9 For you remember, brothers, our labor and toil: we worked night and day, that we might not be a burden to any of you, while we proclaimed to you the gospel of God. 10 You are witnesses, and God also, how holy and righteous and blameless was our conduct toward you believers. 11 For you know how, like a father with his children, 12 we exhorted each one of you and encouraged you and charged you to walk in a manner worthy of God, who calls you into his own kingdom and glory. (ESV)
Trying to really hone in on v. 9, we discussed what it meant to share “not only the gospel but our lives as well” as the NIV has it, and we evaluated how we are doing as a staff. We considered this in relation to each other on staff, to the church, and to the world.
The question that I am wrestling with is this: Is there a way to really divorce sharing the gospel and sharing your life? I think my pragmatic forebears would argue that one can share the gospel without sharing one’s life, and that one might share one’s life without ever sharing the gospel. At least my initial reaction is this: If one has the true gospel, how can they share their life without sharing that same gospel? And if one understands the gospel, understands a God who takes on flesh, who “dwelt among us,” how can one share this gospel without sharing their life?

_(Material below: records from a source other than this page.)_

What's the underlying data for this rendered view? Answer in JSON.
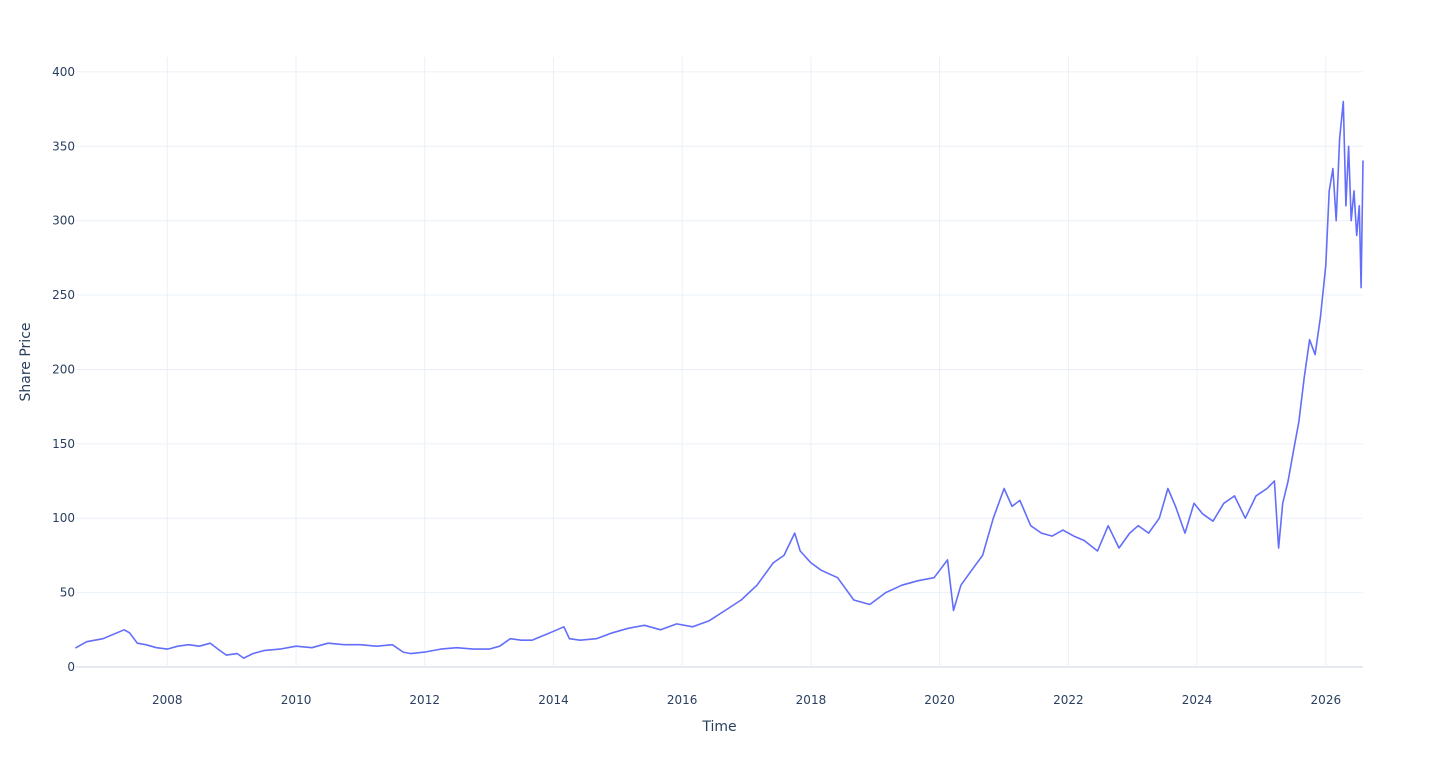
{
  "chart_data": {
    "type": "line",
    "title": "",
    "xlabel": "Time",
    "ylabel": "Share Price",
    "x_ticks": [
      "2008",
      "2010",
      "2012",
      "2014",
      "2016",
      "2018",
      "2020",
      "2022",
      "2024",
      "2026"
    ],
    "y_ticks": [
      0,
      50,
      100,
      150,
      200,
      250,
      300,
      350,
      400
    ],
    "xlim": [
      "2006-08-01",
      "2026-07-31"
    ],
    "ylim": [
      0,
      410
    ],
    "grid": true,
    "legend": false,
    "series_color": "#636efa",
    "series": [
      {
        "x": [
          "2006-08-01",
          "2006-10-01",
          "2007-01-01",
          "2007-03-01",
          "2007-05-01",
          "2007-06-01",
          "2007-07-15",
          "2007-09-01",
          "2007-11-01",
          "2008-01-01",
          "2008-03-01",
          "2008-05-01",
          "2008-07-01",
          "2008-09-01",
          "2008-10-15",
          "2008-12-01",
          "2009-02-01",
          "2009-03-10",
          "2009-05-01",
          "2009-07-01",
          "2009-10-01",
          "2010-01-01",
          "2010-04-01",
          "2010-07-01",
          "2010-10-01",
          "2011-01-01",
          "2011-04-01",
          "2011-07-01",
          "2011-09-01",
          "2011-10-15",
          "2012-01-01",
          "2012-04-01",
          "2012-07-01",
          "2012-10-01",
          "2013-01-01",
          "2013-03-01",
          "2013-05-01",
          "2013-07-01",
          "2013-09-01",
          "2013-11-01",
          "2014-01-01",
          "2014-03-01",
          "2014-04-01",
          "2014-06-01",
          "2014-09-01",
          "2014-12-01",
          "2015-03-01",
          "2015-06-01",
          "2015-09-01",
          "2015-12-01",
          "2016-03-01",
          "2016-06-01",
          "2016-09-01",
          "2016-12-01",
          "2017-03-01",
          "2017-06-01",
          "2017-08-01",
          "2017-10-01",
          "2017-11-01",
          "2018-01-01",
          "2018-03-01",
          "2018-06-01",
          "2018-09-01",
          "2018-12-01",
          "2019-03-01",
          "2019-06-01",
          "2019-09-01",
          "2019-12-01",
          "2020-02-15",
          "2020-03-20",
          "2020-05-01",
          "2020-07-01",
          "2020-09-01",
          "2020-11-01",
          "2021-01-01",
          "2021-02-15",
          "2021-04-01",
          "2021-06-01",
          "2021-08-01",
          "2021-10-01",
          "2021-12-01",
          "2022-02-01",
          "2022-04-01",
          "2022-06-15",
          "2022-08-15",
          "2022-10-15",
          "2022-12-15",
          "2023-02-01",
          "2023-04-01",
          "2023-06-01",
          "2023-07-20",
          "2023-09-01",
          "2023-10-25",
          "2023-12-15",
          "2024-02-01",
          "2024-04-01",
          "2024-06-01",
          "2024-08-01",
          "2024-10-01",
          "2024-12-01",
          "2025-02-01",
          "2025-03-15",
          "2025-04-08",
          "2025-05-01",
          "2025-06-01",
          "2025-07-01",
          "2025-08-01",
          "2025-09-01",
          "2025-10-01",
          "2025-11-01",
          "2025-12-01",
          "2026-01-01",
          "2026-01-20",
          "2026-02-10",
          "2026-03-01",
          "2026-03-20",
          "2026-04-10",
          "2026-04-25",
          "2026-05-10",
          "2026-05-25",
          "2026-06-10",
          "2026-06-25",
          "2026-07-10",
          "2026-07-20",
          "2026-07-31"
        ],
        "y": [
          13,
          17,
          19,
          22,
          25,
          23,
          16,
          15,
          13,
          12,
          14,
          15,
          14,
          16,
          12,
          8,
          9,
          6,
          9,
          11,
          12,
          14,
          13,
          16,
          15,
          15,
          14,
          15,
          10,
          9,
          10,
          12,
          13,
          12,
          12,
          14,
          19,
          18,
          18,
          21,
          24,
          27,
          19,
          18,
          19,
          23,
          26,
          28,
          25,
          29,
          27,
          31,
          38,
          45,
          55,
          70,
          75,
          90,
          78,
          70,
          65,
          60,
          45,
          42,
          50,
          55,
          58,
          60,
          72,
          38,
          55,
          65,
          75,
          100,
          120,
          108,
          112,
          95,
          90,
          88,
          92,
          88,
          85,
          78,
          95,
          80,
          90,
          95,
          90,
          100,
          120,
          108,
          90,
          110,
          103,
          98,
          110,
          115,
          100,
          115,
          120,
          125,
          80,
          110,
          125,
          145,
          165,
          195,
          220,
          210,
          235,
          270,
          320,
          335,
          300,
          355,
          380,
          310,
          350,
          300,
          320,
          290,
          310,
          255,
          340
        ]
      }
    ]
  }
}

Perhaps this is idealistic. There are plenty of rational equations in the Christian life that can lead to despair if one doesn’t have a place for “already/not yet” in their theology. For instance, if I sin, and repent, which is a turning away from sin, then I am committing to sin no more. But I do sin again. Rationally, this doesn’t make sense. If I repent, then I should sin no more. If I do sin again, then I am not truly repentant. But I AM truly repentant, and still I sin again.
Perhaps this is similar. An example of tensions, sharing life/sharing the gospel. But the major difference is that sin and repentance are morally conflicting. One is good, the other bad. But sharing life and the gospel are both good. And they don’t seem to be in tension the way, say, law and grace are. So it seems as though we would just say “both are necessary.”
But if we read Paul, it seems as though he considers “sharing life” to be something extra. As in “We shared the gospel, and that would have been sufficient, but we had so much affection for you, we were compelled to share our lives as well.” So maybe my postmodern, touchy-feely, community-driven worldview wants to say that you have to share your life, but perhaps Paul doesn’t say that. And maybe it isn’t even possible. If a man pastors a flock of hundreds or thousands, can he really share his life in any meaningful way with them all? But it still seems as though the temptation is to compartmentalize your world into “my life” and “my ministry” when perhaps it is better for these to look like concentric circles. And a person has to choose who lies where in those circles, but either way, there is an element of life-sharing all the way out.
Regardless, it is clear to me that there must be some element of life-sharing in one’s sharing of the gospel. It may be true that one cannot meaningfully share one’s life with every person with which one shares the gospel, but that life sharing ought to be happening in some way. We are created for relationships–we see that from the Trinity.